JET Prophylaxis Successful in Pediatric Open-heart Surgery

Investigators enrolled 225 consecutive patients with a median age of 9 months (range, 2 days-144 months) and a median weight of 6.3 kg (range, 1.8-38.0 kg). The most common defects that necessitated open-heart surgery were ventricular septal defect and tetralogy of Fallot.

The amiodarone and dexmedetomidine groups each included 70 patients, while the remaining 85 patients served as controls. The primary end points were JET incidence, inotropic score, ventilation, and duration of ICU and hospital stays.

Overall, the incidence of JET after pediatric open-heart surgery with amiodarone or dexmedetomidine as prophylaxis was 16.4%. Patients who developed JET showed significantly longer ventilation (P=.043), ICU duration (P=.004), and hospital stay duration (P=.034) compared with those without JET.

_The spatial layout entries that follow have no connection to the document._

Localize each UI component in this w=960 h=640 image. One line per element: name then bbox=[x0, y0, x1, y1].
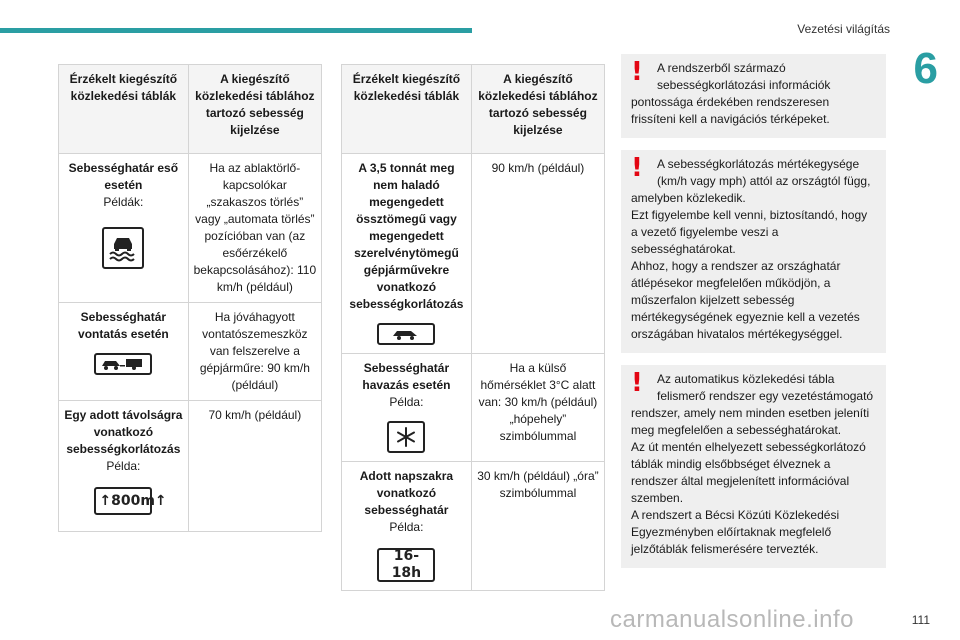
warning-note bbox=[621, 150, 886, 353]
chapter-number: 6 bbox=[913, 44, 938, 93]
warning-icon: ! bbox=[631, 153, 643, 183]
row-condition: Sebességhatár havazás esetén bbox=[362, 361, 451, 392]
time-sign-icon bbox=[377, 548, 435, 582]
row-speed-text: Ha az ablaktörlő-kapcsolókar „szakaszos törlés” vagy „automata törlés” pozícióban van (az esőérzékelő bekapcsolásához): 110 km/h (például) bbox=[188, 154, 321, 303]
warning-icon: ! bbox=[631, 57, 643, 87]
car-trailer-icon bbox=[94, 353, 152, 375]
column-header-speed: A kiegészítő közlekedési táblához tartozó sebesség kijelzése bbox=[471, 65, 604, 154]
distance-sign-icon bbox=[94, 487, 167, 515]
example-label: Példa: bbox=[106, 459, 141, 473]
warning-note bbox=[621, 365, 886, 568]
row-speed-text: 70 km/h (például) bbox=[188, 401, 321, 532]
row-condition: Adott napszakra vonatkozó sebességhatár bbox=[359, 469, 454, 517]
row-condition: Sebességhatár vontatás esetén bbox=[78, 310, 169, 341]
table-row bbox=[59, 154, 322, 303]
note-lead: A sebességkorlátozás mértékegysége (km/h vagy mph) attól az országtól függ, bbox=[657, 157, 871, 188]
watermark: carmanualsonline.info bbox=[610, 606, 854, 633]
example-label: Példa: bbox=[389, 520, 424, 534]
car-icon bbox=[377, 323, 435, 345]
note-line: rendszer, amely nem minden esetben jeleníti meg megfelelően a sebességhatárokat. bbox=[631, 406, 870, 437]
table-row bbox=[342, 154, 605, 354]
column-header-speed: A kiegészítő közlekedési táblához tartozó sebesség kijelzése bbox=[188, 65, 321, 154]
column-header-signs: Érzékelt kiegészítő közlekedési táblák bbox=[59, 65, 189, 154]
page-number: 111 bbox=[911, 613, 930, 627]
table-row bbox=[59, 303, 322, 401]
sign-distance-text: 800m bbox=[111, 492, 155, 509]
example-label: Példa: bbox=[389, 395, 424, 409]
header-accent-bar bbox=[0, 28, 472, 33]
row-condition: A 3,5 tonnát meg nem haladó megengedett össztömegű vagy megengedett szerelvénytömegű gépjárművekre vonatkozó sebességkorlátozás bbox=[349, 161, 464, 311]
notes-column bbox=[621, 54, 886, 580]
row-speed-text: Ha a külső hőmérséklet 3°C alatt van: 30 km/h (például) „hópehely” szimbólummal bbox=[471, 354, 604, 462]
warning-icon: ! bbox=[631, 368, 643, 398]
note-line: Ezt figyelembe kell venni, biztosítandó, hogy a vezető figyelembe veszi a sebességhatárokat. bbox=[631, 208, 868, 256]
arrow-up-icon: ↑ bbox=[154, 492, 167, 509]
table-row bbox=[342, 354, 605, 462]
row-speed-text: Ha jóváhagyott vontatószemeszköz van felszerelve a gépjárműre: 90 km/h (például) bbox=[188, 303, 321, 401]
table-header-row bbox=[59, 65, 322, 154]
row-condition: Egy adott távolságra vonatkozó sebességkorlátozás bbox=[64, 408, 183, 456]
table-row bbox=[342, 462, 605, 591]
note-lead: Az automatikus közlekedési tábla felismerő rendszer egy vezetéstámogató bbox=[657, 372, 874, 403]
right-sign-table bbox=[341, 64, 605, 591]
note-line: amelyben közlekedik. bbox=[631, 191, 746, 205]
section-title: Vezetési világítás bbox=[797, 22, 890, 36]
note-line: pontossága érdekében rendszeresen frissíteni kell a navigációs térképeket. bbox=[631, 95, 830, 126]
note-line: Az út mentén elhelyezett sebességkorlátozó táblák mindig elsőbbséget élveznek a rendszer által megjelenített információval szemben. bbox=[631, 440, 866, 505]
note-line: A rendszert a Bécsi Közúti Közlekedési Egyezményben előírtaknak megfelelő jelzőtáblák felismerésére tervezték. bbox=[631, 508, 840, 556]
arrow-up-icon: ↑ bbox=[99, 492, 112, 509]
note-line: Ahhoz, hogy a rendszer az országhatár átlépésekor megfelelően működjön, a műszerfalon kijelzett sebesség mértékegységének egyeznie kell a vezetés országában hivatalos mértékegységgel. bbox=[631, 259, 860, 341]
example-label: Példák: bbox=[103, 195, 144, 209]
left-sign-table bbox=[58, 64, 322, 532]
note-lead: A rendszerből származó sebességkorlátozási információk bbox=[657, 61, 831, 92]
row-speed-text: 90 km/h (például) bbox=[471, 154, 604, 354]
table-header-row bbox=[342, 65, 605, 154]
row-condition: Sebességhatár eső esetén bbox=[68, 161, 179, 192]
row-speed-text: 30 km/h (például) „óra” szimbólummal bbox=[471, 462, 604, 591]
snowflake-icon bbox=[387, 421, 425, 453]
table-row bbox=[59, 401, 322, 532]
warning-note bbox=[621, 54, 886, 138]
sign-time-text: 16-18h bbox=[391, 548, 422, 581]
wet-road-icon bbox=[102, 227, 144, 269]
column-header-signs: Érzékelt kiegészítő közlekedési táblák bbox=[342, 65, 472, 154]
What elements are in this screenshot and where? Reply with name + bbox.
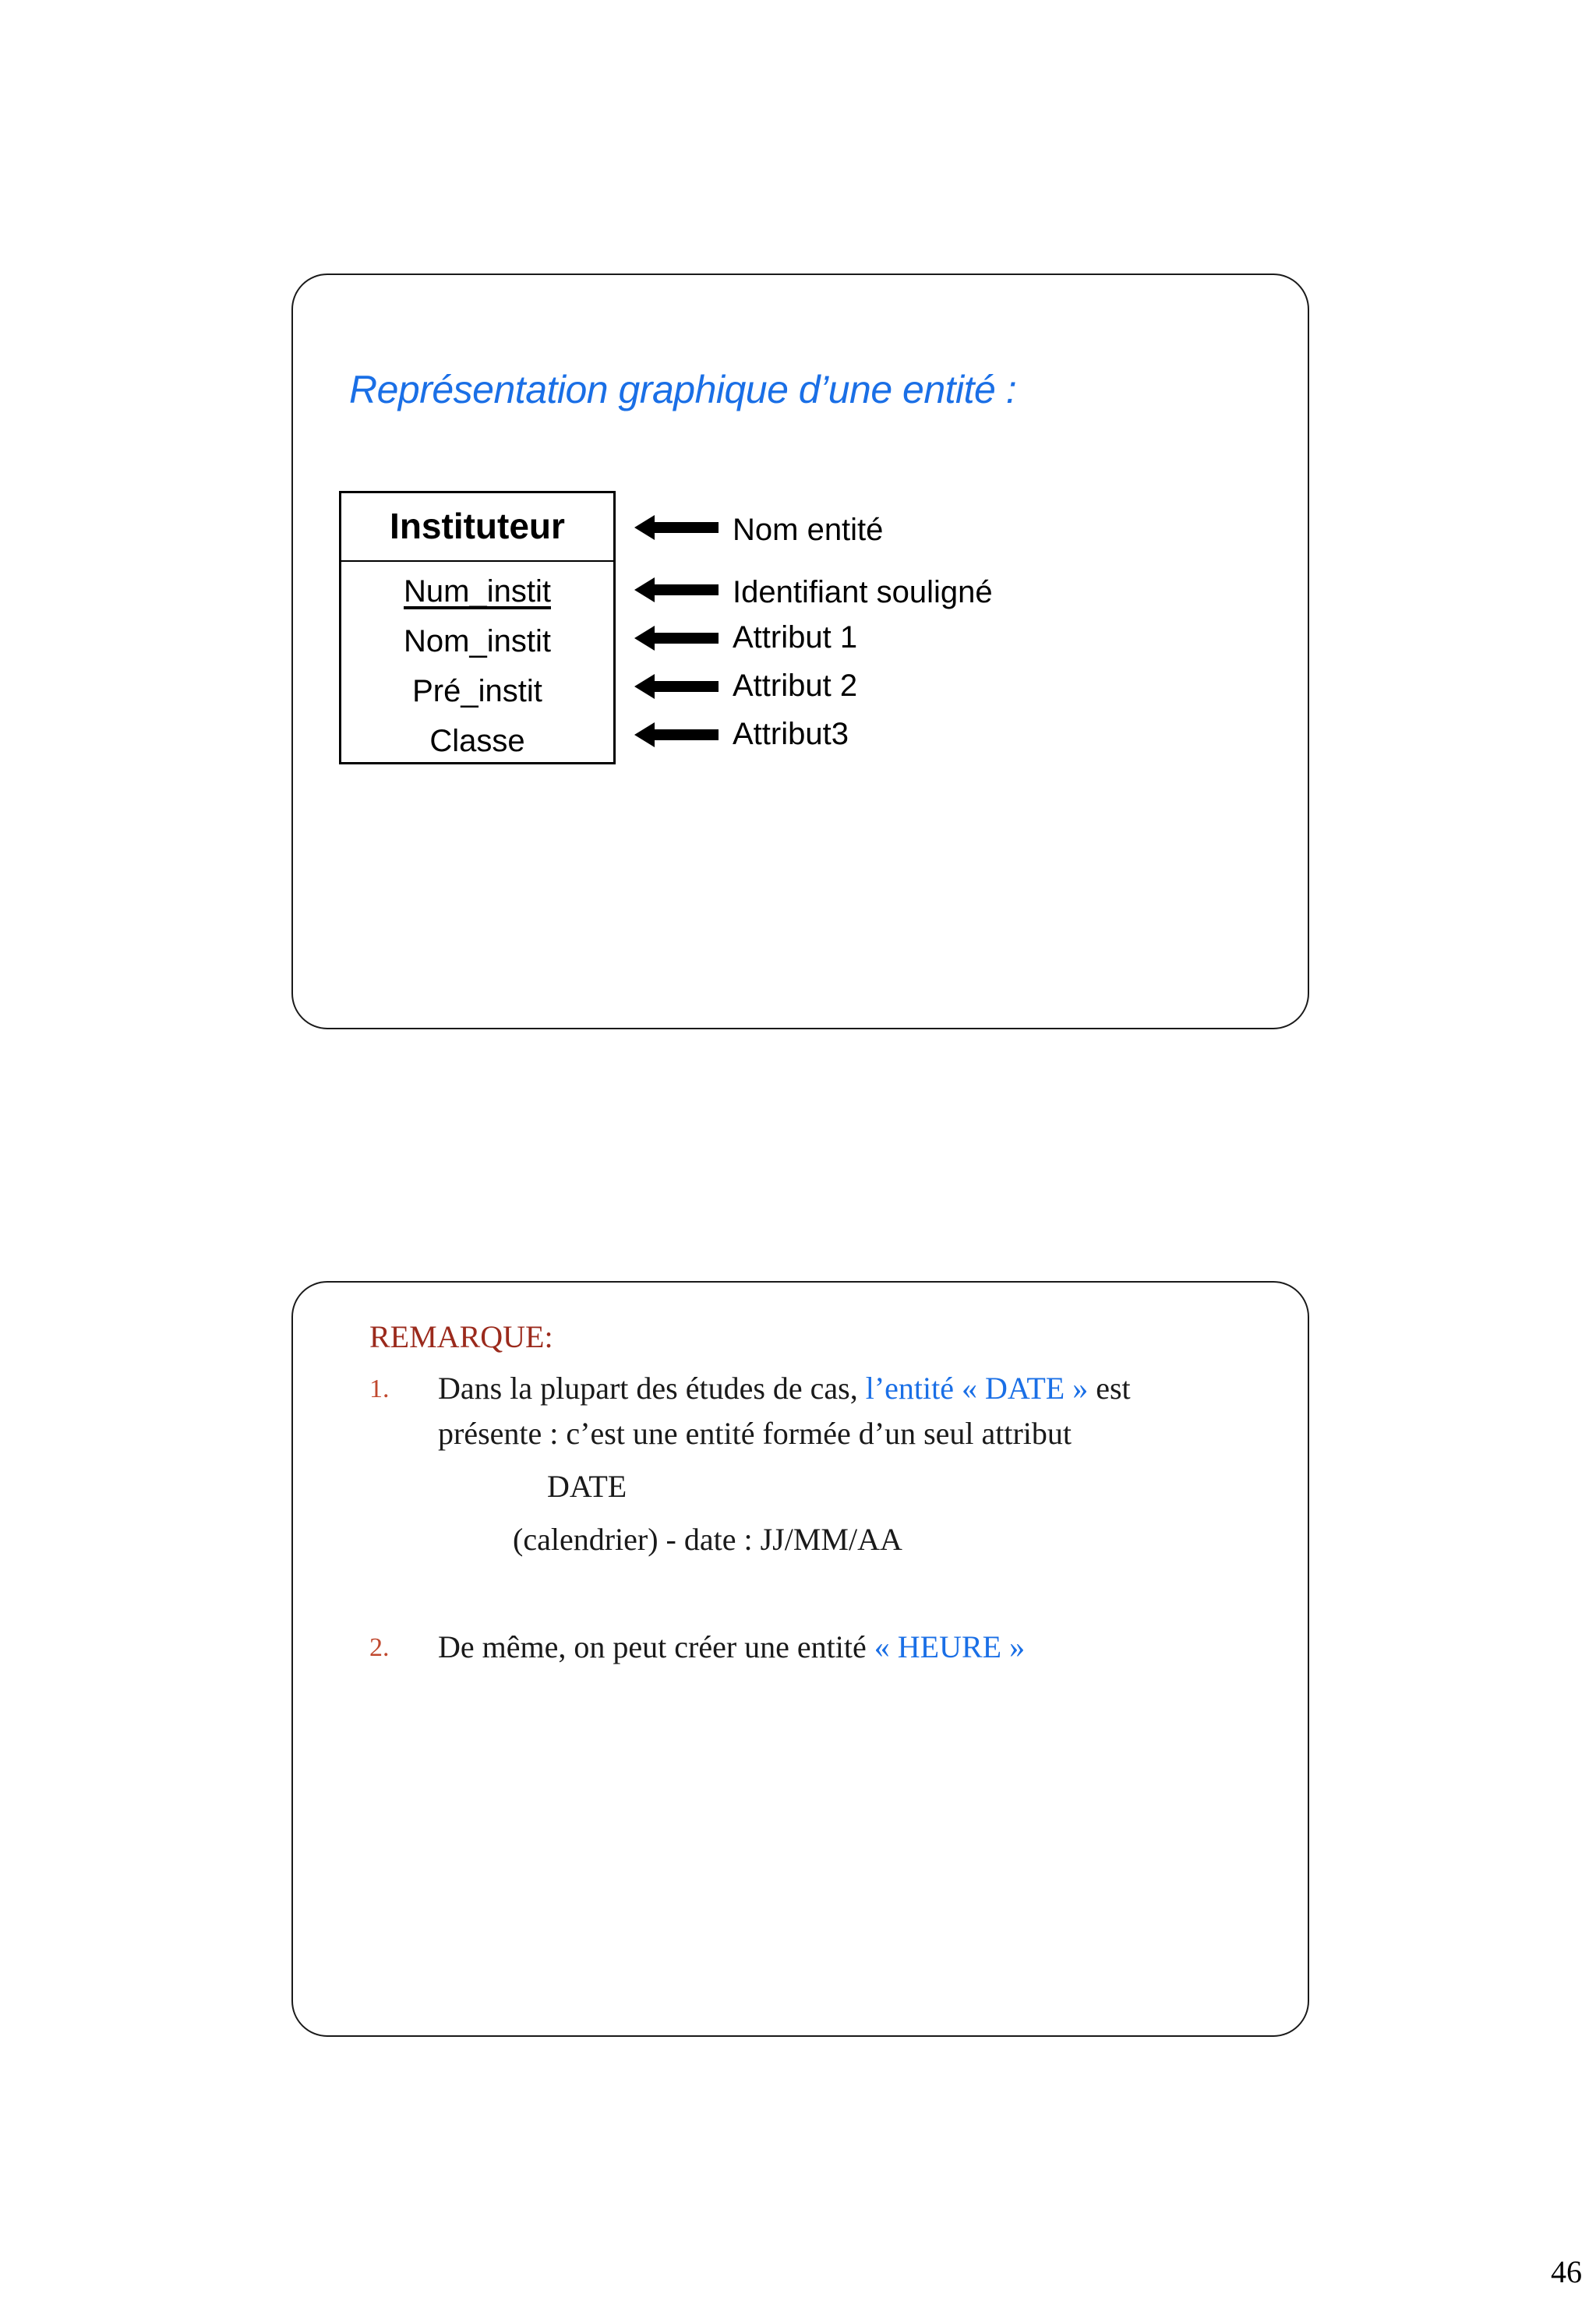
left-arrow-icon [634, 513, 719, 542]
date-format-text: (calendrier) - date : JJ/MM/AA [513, 1522, 902, 1557]
remark-heading: REMARQUE: [369, 1319, 553, 1354]
highlighted-entity: « HEURE » [874, 1629, 1026, 1664]
list-item-text [438, 1370, 1131, 1406]
entity-attribute: Nom_instit [404, 624, 551, 658]
entity-name: Instituteur [341, 493, 613, 562]
text-segment: De même, on peut créer une entité [438, 1629, 874, 1664]
slide-remark [291, 1281, 1309, 2037]
left-arrow-icon [634, 624, 719, 652]
entity-attribute: Pré_instit [412, 674, 542, 708]
annotation-identifier: Identifiant souligné [733, 575, 993, 609]
annotation-attribute: Attribut3 [733, 717, 849, 751]
left-arrow-icon [634, 576, 719, 604]
text-segment: est [1088, 1371, 1131, 1406]
slide-title: Représentation graphique d’une entité : [349, 368, 1017, 411]
annotation-attribute: Attribut 2 [733, 669, 858, 703]
annotation-entity-name: Nom entité [733, 513, 884, 547]
left-arrow-icon [634, 721, 719, 749]
list-number: 1. [369, 1375, 390, 1403]
page-number: 46 [1551, 2254, 1582, 2289]
entity-identifier: Num_instit [404, 574, 551, 609]
left-arrow-icon [634, 672, 719, 701]
entity-attributes [341, 562, 613, 766]
list-item-text [438, 1629, 1025, 1665]
list-item-text: présente : c’est une entité formée d’un seul attribut [438, 1416, 1072, 1451]
highlighted-entity: l’entité « DATE » [865, 1371, 1089, 1406]
entity-attribute: Classe [429, 724, 525, 758]
entity-box [339, 491, 616, 764]
entity-date-label: DATE [547, 1469, 627, 1504]
slide-entity-representation [291, 274, 1309, 1029]
text-segment: Dans la plupart des études de cas, [438, 1371, 866, 1406]
annotation-attribute: Attribut 1 [733, 620, 858, 655]
list-number: 2. [369, 1633, 390, 1662]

Authors reported hypokalemia, hypomagnesemia, longer bypass, cross-clamp duration, and syndromic patients were the risk factors for JET. More extensive surgery was associated with an increased risk of JET.

The rate of JET was 8.5% in the amiodarone group, 14.2% in the dexmedetomidine group, and 24.7% in the control group (P=.022). Additionally, patients in the amiodarone and dexmedetomidine groups had significantly improved inotropic requirements, ventilation (P=.008), ICU duration (P=.006), and hospital stay duration (P=.05).

Researchers noted adverse effects were not increased when prophylactic amiodarone or dexmedetomidine was administered early as a steady infusion without a bolus dose before pediatric open-heart surgery.

“Prophylactic amiodarone or dexmedetomidine started before [open-heart surgery] is effective and safe for the prevention of postoperative JET,” Wadile and colleagues summarized.